On a sombre Friday evening, the AIDS Coalition of Nova Scotia hosted its annual World AIDS Day vigil.  

Dressed in red to commemorate those living with HIV or AIDS, and to honour those who have passed away, people shuffled in from the rain to the Italian Cultural Centre.  

AIDS Awareness Week is held during the final week November and ends with World AIDS Day on Dec. 1.

“I’m gonna be 63 in March and I’m just believing (I can) … live a good, whole prosperous life as long as I continue to stay on the path that I’m on,” said Thomas Pottie during the ceremony. He’s had HIV for 10 years.

Pottie shared his story of contracting and living with HIV. There was also a candle lighting ceremony, poetry, singing, a reading of the names of people who have died from AIDS in Nova Scotia and a moment of silence.

caption Quilts commemorating those who died from AIDS hung on the walls.

According to the AIDS Coalition of Nova Scotia, 16 people were diagnosed with HIV in Nova Scotia in 2016. Since 1985, over 840 people have been diagnosed with HIV in the province. In Canada, the risk of HIV is 2.7 times higher in Indigenous communities than in other communities, according to a report published by the Canadian Medical Association Journal.

“Awareness is key because one new case of HIV is one case too many,” said Dena Simon, the coalition’s executive director, at the event.

caption A Christmas tree at the vigil was decorated with the names of people who passed away.

The CMAJ report, published Monday at the start of AIDS Awareness Week, is a guideline for health-care providers on how to distribute Pre-Exposure Prophylaxis, or PrEP, for HIV prevention.

PrEP is a pill taken daily that reduces the risk of transmitted HIV. The report recommends considering PrEP for people in high-risk communities, such as gay men, who make up over half of newly diagnosed HIV cases in Canada, and Indigenous people. PrEP is a form of prevention, much like the birth control pill, that people can choose to take if they are likely to have sex with someone with HIV. 

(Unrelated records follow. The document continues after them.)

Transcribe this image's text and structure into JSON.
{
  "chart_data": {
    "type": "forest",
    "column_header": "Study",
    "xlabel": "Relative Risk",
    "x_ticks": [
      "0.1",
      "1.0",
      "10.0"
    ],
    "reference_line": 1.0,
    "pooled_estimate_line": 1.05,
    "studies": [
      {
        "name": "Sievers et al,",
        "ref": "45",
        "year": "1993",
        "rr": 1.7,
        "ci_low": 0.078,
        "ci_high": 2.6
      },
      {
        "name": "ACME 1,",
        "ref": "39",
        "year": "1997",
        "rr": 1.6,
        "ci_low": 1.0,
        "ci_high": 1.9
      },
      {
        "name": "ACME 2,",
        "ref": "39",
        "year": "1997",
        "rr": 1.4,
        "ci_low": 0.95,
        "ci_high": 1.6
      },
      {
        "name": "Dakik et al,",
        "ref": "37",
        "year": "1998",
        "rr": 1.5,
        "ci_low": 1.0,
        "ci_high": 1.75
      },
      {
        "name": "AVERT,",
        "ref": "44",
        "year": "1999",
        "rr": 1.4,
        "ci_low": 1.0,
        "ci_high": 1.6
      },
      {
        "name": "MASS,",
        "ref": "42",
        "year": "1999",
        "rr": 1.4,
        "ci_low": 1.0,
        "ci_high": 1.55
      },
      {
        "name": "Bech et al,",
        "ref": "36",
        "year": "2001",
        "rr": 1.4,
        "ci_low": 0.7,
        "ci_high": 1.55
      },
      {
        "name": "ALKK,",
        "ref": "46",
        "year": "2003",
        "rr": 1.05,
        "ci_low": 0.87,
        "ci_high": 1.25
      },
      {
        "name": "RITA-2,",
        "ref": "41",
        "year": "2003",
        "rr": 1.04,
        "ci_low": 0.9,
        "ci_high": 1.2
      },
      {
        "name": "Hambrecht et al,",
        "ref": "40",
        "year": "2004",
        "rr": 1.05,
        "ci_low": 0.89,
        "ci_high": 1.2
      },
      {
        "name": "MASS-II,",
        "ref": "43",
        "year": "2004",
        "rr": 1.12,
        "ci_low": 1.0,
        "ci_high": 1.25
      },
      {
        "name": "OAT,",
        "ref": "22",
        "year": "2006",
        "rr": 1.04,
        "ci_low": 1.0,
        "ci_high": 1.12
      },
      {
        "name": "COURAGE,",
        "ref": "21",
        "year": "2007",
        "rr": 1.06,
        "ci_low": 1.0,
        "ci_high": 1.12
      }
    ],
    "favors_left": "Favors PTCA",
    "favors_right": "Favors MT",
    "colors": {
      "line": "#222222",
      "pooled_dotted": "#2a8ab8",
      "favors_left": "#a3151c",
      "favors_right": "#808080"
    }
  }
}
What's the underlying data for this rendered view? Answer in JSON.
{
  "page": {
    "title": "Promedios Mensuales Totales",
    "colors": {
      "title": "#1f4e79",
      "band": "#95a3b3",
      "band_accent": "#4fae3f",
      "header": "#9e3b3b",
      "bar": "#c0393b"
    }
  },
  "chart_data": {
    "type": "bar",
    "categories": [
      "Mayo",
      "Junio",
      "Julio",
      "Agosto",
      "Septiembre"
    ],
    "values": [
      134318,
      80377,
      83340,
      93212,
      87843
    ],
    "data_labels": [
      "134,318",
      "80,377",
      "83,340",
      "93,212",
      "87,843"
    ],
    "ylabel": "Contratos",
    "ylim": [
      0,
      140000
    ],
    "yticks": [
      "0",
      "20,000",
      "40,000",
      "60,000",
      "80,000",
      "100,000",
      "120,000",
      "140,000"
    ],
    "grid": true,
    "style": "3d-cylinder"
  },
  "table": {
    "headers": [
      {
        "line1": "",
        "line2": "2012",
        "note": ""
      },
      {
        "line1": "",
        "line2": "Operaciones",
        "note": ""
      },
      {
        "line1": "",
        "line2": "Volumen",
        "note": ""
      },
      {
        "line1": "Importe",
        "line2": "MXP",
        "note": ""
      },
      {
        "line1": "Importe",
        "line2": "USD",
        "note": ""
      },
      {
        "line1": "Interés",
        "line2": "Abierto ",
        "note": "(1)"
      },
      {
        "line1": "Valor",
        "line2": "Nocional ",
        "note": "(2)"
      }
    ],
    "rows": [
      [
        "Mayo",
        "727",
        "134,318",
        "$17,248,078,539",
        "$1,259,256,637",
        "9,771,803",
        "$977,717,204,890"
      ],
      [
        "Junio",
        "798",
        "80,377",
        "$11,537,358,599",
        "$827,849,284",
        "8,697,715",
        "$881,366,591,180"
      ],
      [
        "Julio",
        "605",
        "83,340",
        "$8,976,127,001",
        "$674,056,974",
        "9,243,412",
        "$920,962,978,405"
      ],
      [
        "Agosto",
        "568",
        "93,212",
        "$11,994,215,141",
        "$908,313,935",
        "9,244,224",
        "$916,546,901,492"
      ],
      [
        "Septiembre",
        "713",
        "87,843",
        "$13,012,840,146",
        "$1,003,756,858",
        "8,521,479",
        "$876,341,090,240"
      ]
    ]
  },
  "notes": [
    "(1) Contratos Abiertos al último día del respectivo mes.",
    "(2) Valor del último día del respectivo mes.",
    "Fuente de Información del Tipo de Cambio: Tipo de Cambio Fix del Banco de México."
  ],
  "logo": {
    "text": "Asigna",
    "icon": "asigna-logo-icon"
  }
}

Although Health Canada approved PrEP in February 2016, doctors have been hesitant to prescribe it because Canadian guidelines were not yet available, said Chris Aucoin, the gay men’s health co-ordinator for the coalition, in an interview before the vigil.

In urban centres in the United States and Europe, where PrEP is used as HIV prevention more commonly, HIV rates have dropped.

“That’s never been seen before, ever. That’s pretty significant,” said Aucoin.

Aucoin came out as gay the summer he turned 17, the same year AIDS was first reported as a media story by The New York Times in July 1981. 

“So my entire adult life as a gay man has been framed by this epidemic,” said Aucoin. “I’ve heard many men of my generation talk about PrEP as the thing we’ve been waiting 30 years for is finally here.”

He urges people not to think of PrEP as the single answer to HIV prevention, but as a new, effective tool.

The patent on the branded PrEP, Truveda, expired this past summer, and generic versions have been approved. Aucoin expects the market competition, plus the new CMAJ guidelines to increase demand for PrEP in Nova Scotia.

caption Candles honoured those who have died of AIDS.

The coalition is holding a public information session on PrEP on Jan. 31 at 6:30 p.m. at the Halifax Central Library.